Mar 01, 2018

Outcome of SEBI meeting held on March 28, 2018

In its meeting held on March 28, 2018, SEBI accepted the recommendations of the Kotak Committee on Corporate Governance (‘Committee’) along with certain other proposals discussed. Set out below are some of the key proposals:

i. (a) Reduction in the maximum number of listed entity directorships from 10 to (x) eight by April 1, 2019, and (y) seven by April 1, 2020; (b) expanding the eligibility criteria for independent directors; (c) disclosure of utilization of funds from qualified institutional placement or preferential issue; (d) separation of chief executive officer/managing director and chairperson (to be initially made applicable to the top 500 listed entities by market capitalization with effect from April 1, 2020); (e) enhancing the role of the audit committee, nomination and remuneration committee and the risk management committee; (f) strengthening the disclosures pertaining to related party transactions and related parties being permitted to vote against such transactions; (g) enhancing the obligations on listed entities with respect to subsidiaries; and (h) shareholder approval (majority of minority) for royalty/brand payments to related party exceeding 2% of consolidated turnover.

ii. Certain amendments to SEBI (Alternative Investment Funds) Regulations, 2012, with respect to ‘Angel Funds’: (i) Maximum investment amount in venture capital undertakings by an angel fund has been increased from Rs. 5 crores to Rs. 10 crores (approx. US$ 750,000 to US$ 1.5 million); (ii) mandatory minimum corpus of an angel fund has been reduced to Rs. 5 crores (approx. US$ 750,000); and (iii) provisions of the Companies Act have been made applicable to an angel fund, if formed as a company.
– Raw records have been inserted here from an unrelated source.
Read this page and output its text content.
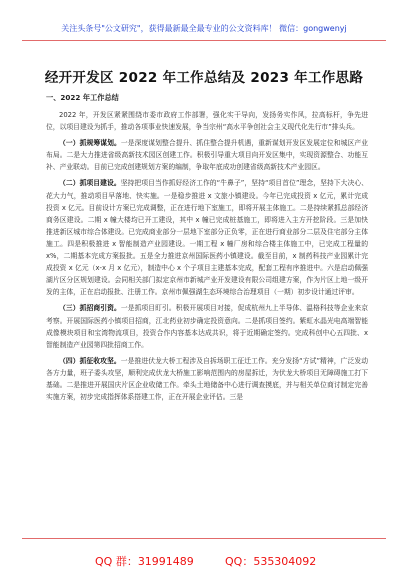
关注头条号"公文研究"，获得最新最全最专业的公文资料库！ 微信：gongwenyj
经开开发区 2022 年工作总结及 2023 年工作思路
一、2022 年工作总结

2022 年，开发区紧紧围绕市委市政府工作部署，强化实干导向，发扬务实作风，拉高标杆，争先进位，以项目建设为抓手，推动各项事业快速发展，争当宗州“高水平争创社会主义现代化先行市”排头兵。

（一）抓规筹谋划。一是深度谋划整合提升、抓住整合提升机遇，重新谋划开发区发展定位和城区产业布局。二是大力推进省级高新技术园区创建工作。积极引导重大项目向开发区集中，实现资源整合、功能互补、产业联动。目前已完成创建规划方案的编制，争取年底成功创建省级高新技术产业园区。

（二）抓项目建设。坚持把项目当作抓好经济工作的“牛鼻子”，坚持“项目首位”理念，坚持下大决心、花大力气，推动项目早落地、快实施。一是稳步推进 x 文旅小镇建设。今年已完成投资 x 亿元，累计完成投资 x 亿元。目前设计方案已完成调整，正在进行地下室施工，即将开展主体施工。二是持续紧抓总部经济商务区建设。二期 x 幢大楼均已开工建设，其中 x 幢已完成桩基施工，即将进入主方开挖阶段。三是加快推进新区城市综合体建设。已完成商业部分一层地下室部分正负零，正在进行商业部分二层及住宅部分主体施工。四是积极推进 x 智能制造产业园建设。一期工程 x 幢厂房和综合楼主体施工中，已完成工程量的 x%，二期基本完成方案报批。五是全力推进京州国际医药小镇建设。截至目前，x 制药科技产业园累计完成投资 x 亿元（x-x 月 x 亿元），制造中心 x 个子项目主建基本完成，配套工程有序推进中。六是启动佩强湖片区分区规划建设。会同相关部门拟定京州市新城产业开发建设有限公司组建方案，作为片区上地一级开发的主体，正在启动报批、注册工作。京州市佩强湖生态环境综合治理项目（一期）初步设计通过评审。

（三）抓招商引资。一是抓项目盯引。积极开展项目对接，促成杭州九上半导体、温格科技等企业来京考察。开展国际医药小镇项目招商，江北药业初步确定投资意向。二是抓项目签约。紫虹水晶光电高端智能成像模块项目和宝湾物流项目，投资合作内容基本达成共识，将于近期确定签约。完成科创中心五四批、x 智能制造产业园第四批招商工作。

（四）抓征收攻坚。一是推进伏龙大桥工程涉及自拆场职工征迁工作。充分发扬“方试”精神，广泛发动各方力量，班子委头攻坚，顺利完成伏龙大桥施工影响范围内的房屋拆迁，为伏龙大桥项目无障碍施工打下基础。二是推进开展国庆片区企业收储工作。牵头土地储备中心进行调查摸底，并与相关单位商讨制定完善实施方案，初步完成指挥体系搭建工作，正在开展企业评估。三是

QQ 群：31991489	QQ：535304092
iii. Revision of the existing framework for non-compliance of the listing regulations by listed companies, inter alia, empowering the stock exchanges to freeze the shareholding of the promoter and promoter group in a non-compliant entity along with their shareholding in other securities. SEBI is empowered to order suspension if the non-compliance persists.

iv. Undertaking a public consultation process for a review of the SEBI (Buy-back of Securities) Regulations, 1998 and the Takeover Regulations and inviting comments from stakeholders in relation to compliance with various SEBI regulations by listed entities subject to the corporate insolvency resolution process under the IBC.